Elle le redit le 14 août 1978 comme dernier avertissement : « si vous ne priez pas, sur le Siège de Pierre sera placé le 666, l'agent de l'Enfer sous forme humaine. » Or, le jour même les pèlerins se laissèrent abuser et les apparitions devinrent fausses, quand il fut annoncé : « Votre Saint-Père Paul VI est avec nous en paradis. » Les exorcismes suisses dénoncèrent alors ces fausses apparitions et leur déviation suite au manque d'humilité qui avait régné là-bas, et aux infiltrations de mauvaises personnes autour de la voyante, Veronica Lueken. Dès le lendemain du prétendu décès, le 7 août, un exorcisme avait contredit l'annonce des média sur la mort de Paul VI.
Ainsi, deux fausses révélations principales démontrent la déviation de Bayside en 1978 : le message sur la prétendue mort de Paul VI (en réalité, c'est son sosie qui est mort), et les messages favorables à Jean-Paul II, qui contredisent toutes les prophéties antérieures.

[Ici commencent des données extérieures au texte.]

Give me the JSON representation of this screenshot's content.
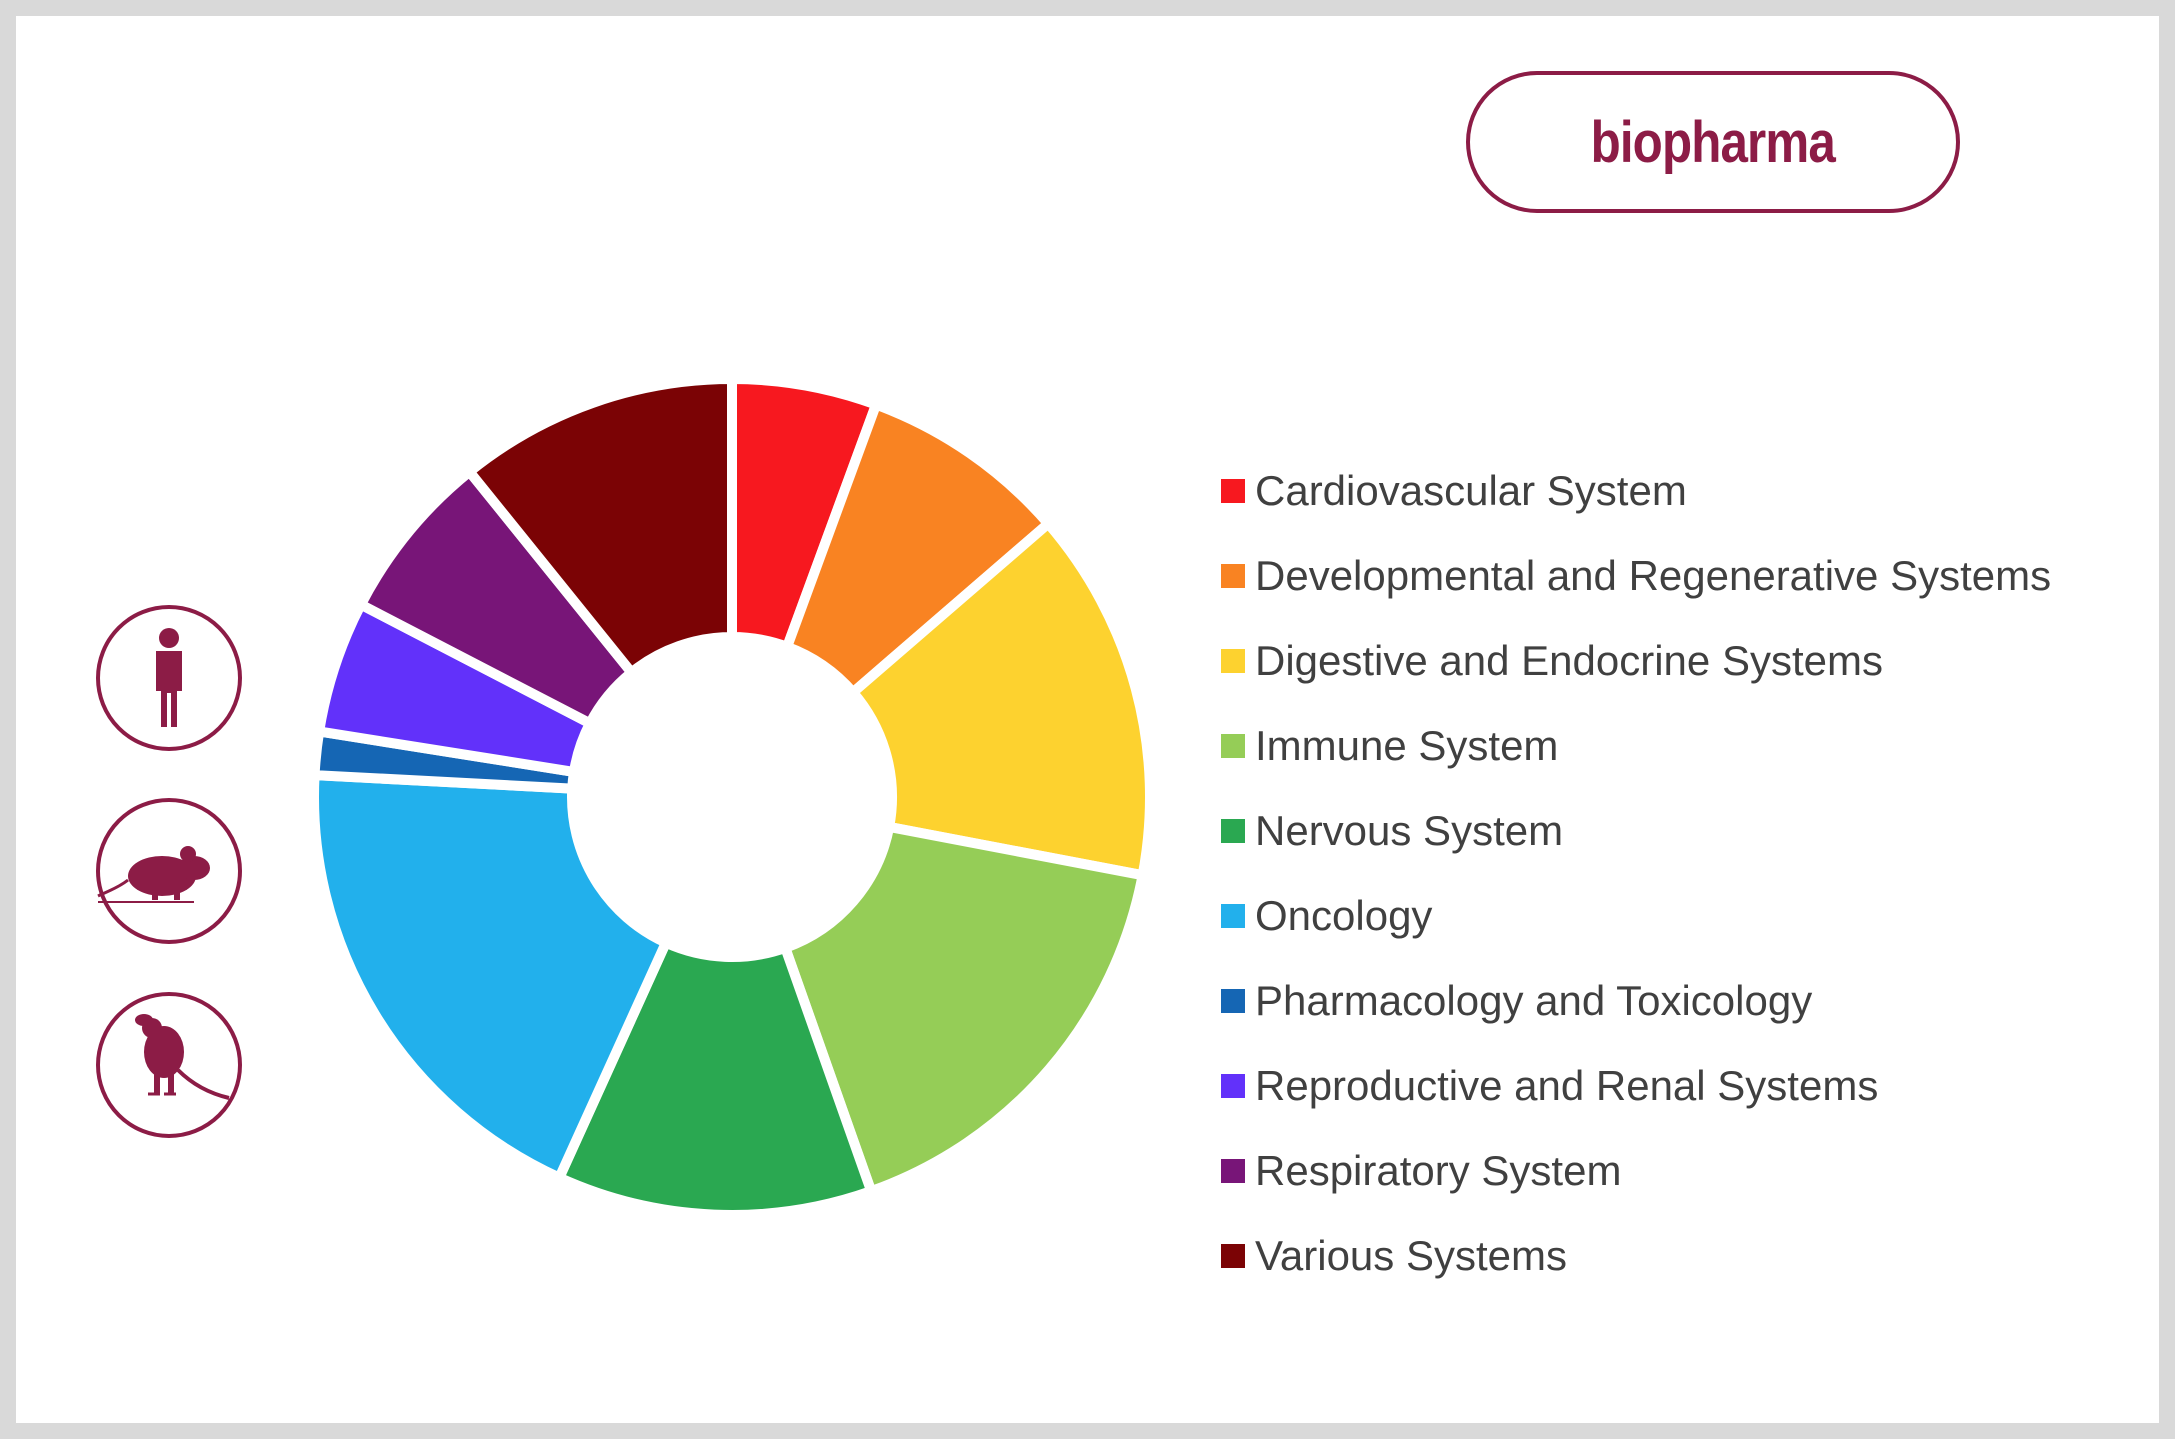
{
  "brand": {
    "label": "biopharma",
    "color": "#8c1c46"
  },
  "species_icons": [
    {
      "name": "human-icon"
    },
    {
      "name": "mouse-icon"
    },
    {
      "name": "rat-icon"
    }
  ],
  "chart_data": {
    "type": "pie",
    "variant": "donut",
    "title": "",
    "legend_position": "right",
    "categories": [
      "Cardiovascular System",
      "Developmental and Regenerative Systems",
      "Digestive and Endocrine Systems",
      "Immune System",
      "Nervous System",
      "Oncology",
      "Pharmacology and Toxicology",
      "Reproductive and Renal Systems",
      "Respiratory System",
      "Various Systems"
    ],
    "values": [
      5.7,
      8.2,
      14.6,
      16.9,
      12.4,
      19.4,
      1.7,
      5.2,
      6.7,
      11.0
    ],
    "colors": [
      "#f7181f",
      "#f98322",
      "#fdd22f",
      "#95cd57",
      "#2aa851",
      "#22b0ec",
      "#1566b4",
      "#6231fa",
      "#781578",
      "#7b0305"
    ]
  }
}
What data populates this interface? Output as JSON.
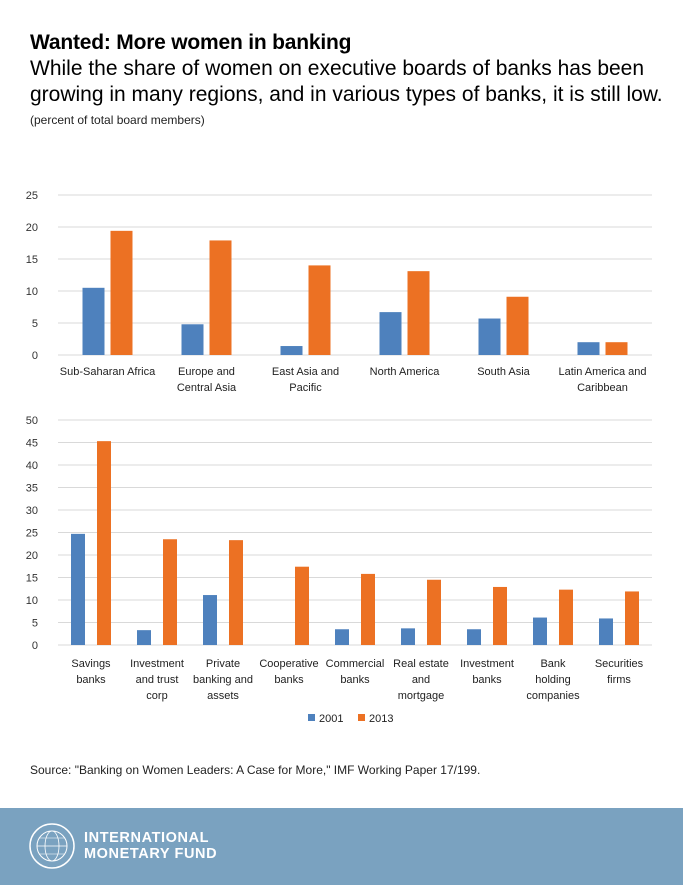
{
  "header": {
    "title": "Wanted: More women in banking",
    "subtitle": "While the share of women on executive boards of banks has been growing in many regions, and in various types of banks, it is still low.",
    "unit": "(percent of total board members)"
  },
  "legend": [
    "2001",
    "2013"
  ],
  "colors": {
    "s2001": "#4e81bd",
    "s2013": "#ec7123",
    "grid": "#d9d9d9",
    "footer": "#7aa2c0"
  },
  "chart_data": [
    {
      "type": "bar",
      "title": "",
      "categories": [
        [
          "Sub-Saharan Africa"
        ],
        [
          "Europe and",
          "Central Asia"
        ],
        [
          "East Asia and",
          "Pacific"
        ],
        [
          "North America"
        ],
        [
          "South Asia"
        ],
        [
          "Latin America and",
          "Caribbean"
        ]
      ],
      "series": [
        {
          "name": "2001",
          "values": [
            10.5,
            4.8,
            1.4,
            6.7,
            5.7,
            2.0
          ]
        },
        {
          "name": "2013",
          "values": [
            19.4,
            17.9,
            14.0,
            13.1,
            9.1,
            2.0
          ]
        }
      ],
      "ylim": [
        0,
        25
      ],
      "yticks": [
        0,
        5,
        10,
        15,
        20,
        25
      ],
      "grid": true
    },
    {
      "type": "bar",
      "title": "",
      "categories": [
        [
          "Savings",
          "banks"
        ],
        [
          "Investment",
          "and trust",
          "corp"
        ],
        [
          "Private",
          "banking and",
          "assets"
        ],
        [
          "Cooperative",
          "banks"
        ],
        [
          "Commercial",
          "banks"
        ],
        [
          "Real estate",
          "and",
          "mortgage"
        ],
        [
          "Investment",
          "banks"
        ],
        [
          "Bank",
          "holding",
          "companies"
        ],
        [
          "Securities",
          "firms"
        ]
      ],
      "series": [
        {
          "name": "2001",
          "values": [
            24.7,
            3.3,
            11.1,
            0,
            3.5,
            3.7,
            3.5,
            6.1,
            5.9
          ]
        },
        {
          "name": "2013",
          "values": [
            45.3,
            23.5,
            23.3,
            17.4,
            15.8,
            14.5,
            12.9,
            12.3,
            11.9
          ]
        }
      ],
      "ylim": [
        0,
        50
      ],
      "yticks": [
        0,
        5,
        10,
        15,
        20,
        25,
        30,
        35,
        40,
        45,
        50
      ],
      "grid": true,
      "legend_position": "bottom-center"
    }
  ],
  "source": "Source: \"Banking on Women Leaders: A Case for More,\" IMF Working Paper 17/199.",
  "footer": {
    "org_line1": "INTERNATIONAL",
    "org_line2": "MONETARY FUND"
  }
}
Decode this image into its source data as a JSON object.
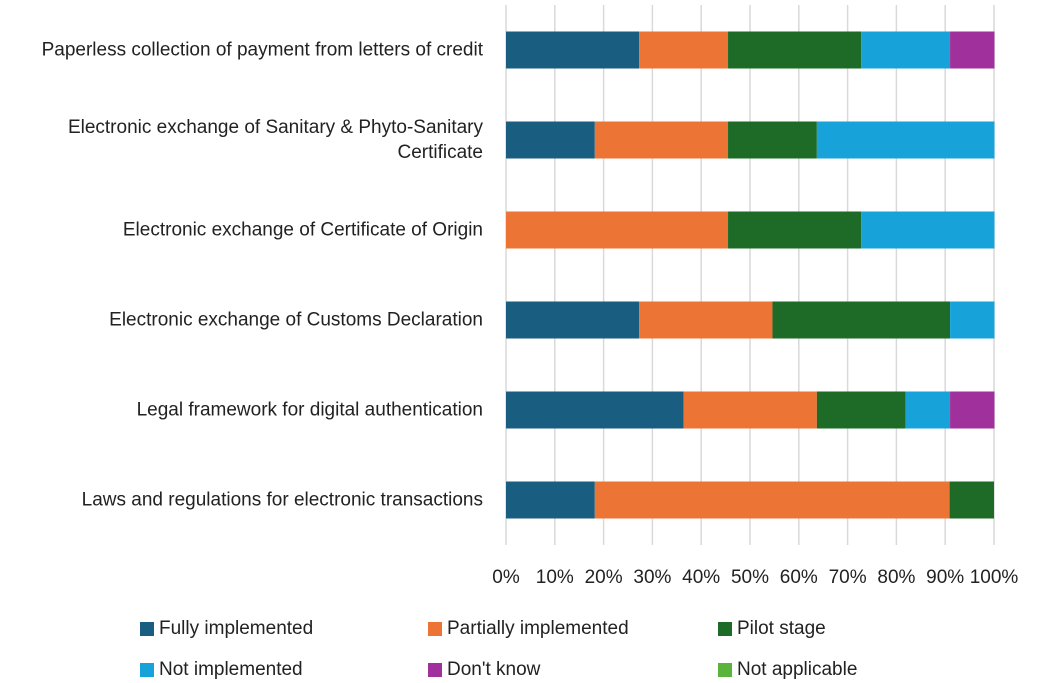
{
  "chart_data": {
    "type": "stacked_barh",
    "categories": [
      "Paperless collection of payment from letters of credit",
      "Electronic exchange of Sanitary & Phyto-Sanitary Certificate",
      "Electronic exchange of Certificate of Origin",
      "Electronic exchange of Customs Declaration",
      "Legal framework for digital authentication",
      "Laws and regulations for electronic transactions"
    ],
    "series": [
      {
        "name": "Fully implemented",
        "color": "#195d80",
        "values": [
          27.3,
          18.2,
          0,
          27.3,
          36.4,
          18.2
        ]
      },
      {
        "name": "Partially implemented",
        "color": "#ec7434",
        "values": [
          18.2,
          27.3,
          45.5,
          27.3,
          27.3,
          72.7
        ]
      },
      {
        "name": "Pilot stage",
        "color": "#1d6b26",
        "values": [
          27.3,
          18.2,
          27.3,
          36.4,
          18.2,
          9.1
        ]
      },
      {
        "name": "Not implemented",
        "color": "#17a3d9",
        "values": [
          18.2,
          36.4,
          27.3,
          9.1,
          9.1,
          0
        ]
      },
      {
        "name": "Don't know",
        "color": "#a0309b",
        "values": [
          9.1,
          0,
          0,
          0,
          9.1,
          0
        ]
      },
      {
        "name": "Not applicable",
        "color": "#5ab43b",
        "values": [
          0,
          0,
          0,
          0,
          0,
          0
        ]
      }
    ],
    "xlim": [
      0,
      100
    ],
    "xticks": [
      {
        "value": 0,
        "label": "0%"
      },
      {
        "value": 10,
        "label": "10%"
      },
      {
        "value": 20,
        "label": "20%"
      },
      {
        "value": 30,
        "label": "30%"
      },
      {
        "value": 40,
        "label": "40%"
      },
      {
        "value": 50,
        "label": "50%"
      },
      {
        "value": 60,
        "label": "60%"
      },
      {
        "value": 70,
        "label": "70%"
      },
      {
        "value": 80,
        "label": "80%"
      },
      {
        "value": 90,
        "label": "90%"
      },
      {
        "value": 100,
        "label": "100%"
      }
    ],
    "grid": true
  }
}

Cependant, la fausse révélation de la mort de Paul VI contredit elle aussi certains messages antérieurs. En effet, le 18 juin 1978, s'adressant aux « Judas de l'Église » (les cardinaux franc-maçons), Nôtre-Seigneur déclara : « Vous avez ouvert les portes de Ma Maison à tous les incrédules, aux hérétiques, aux adorateurs de Lucifer ! Vous ne compromettrez pas Ma Maison. Vous n'en démolirez pas les murs ! J'en suis le fondement ! Mais n’espérez pas non plus ramasser les os du Pape Paul VI à Rome ! Mon Père a un plan pour réparer le mal dans Ma Maison. » Cette prédiction serait démentie si la dépouille du 6 août avait bien été celle du vrai Paul VI. Mais quel était le rapport entre les deux dernières phrases, quel était le lien logique dans cet enchaînement mystérieux ? C'est en réalité très simple... Le Sauveur voulait dire aux francs-maçons : n'espérez pas tuer le Saint-Père, car il sera protégé (survie miraculeuse annoncée à la Salette). Quant au « plan pour réparer le mal », il s'agit en toute évidence du retour de Paul VI. Telle était la signification énigmatique de ces mots... La phrase centrale était difficile à traduire ; l'anglais disait : But you will not also wait to pick the bones of the Holy Father. Il semble que ce soit une locution, une expression, qui signifie « tuer ».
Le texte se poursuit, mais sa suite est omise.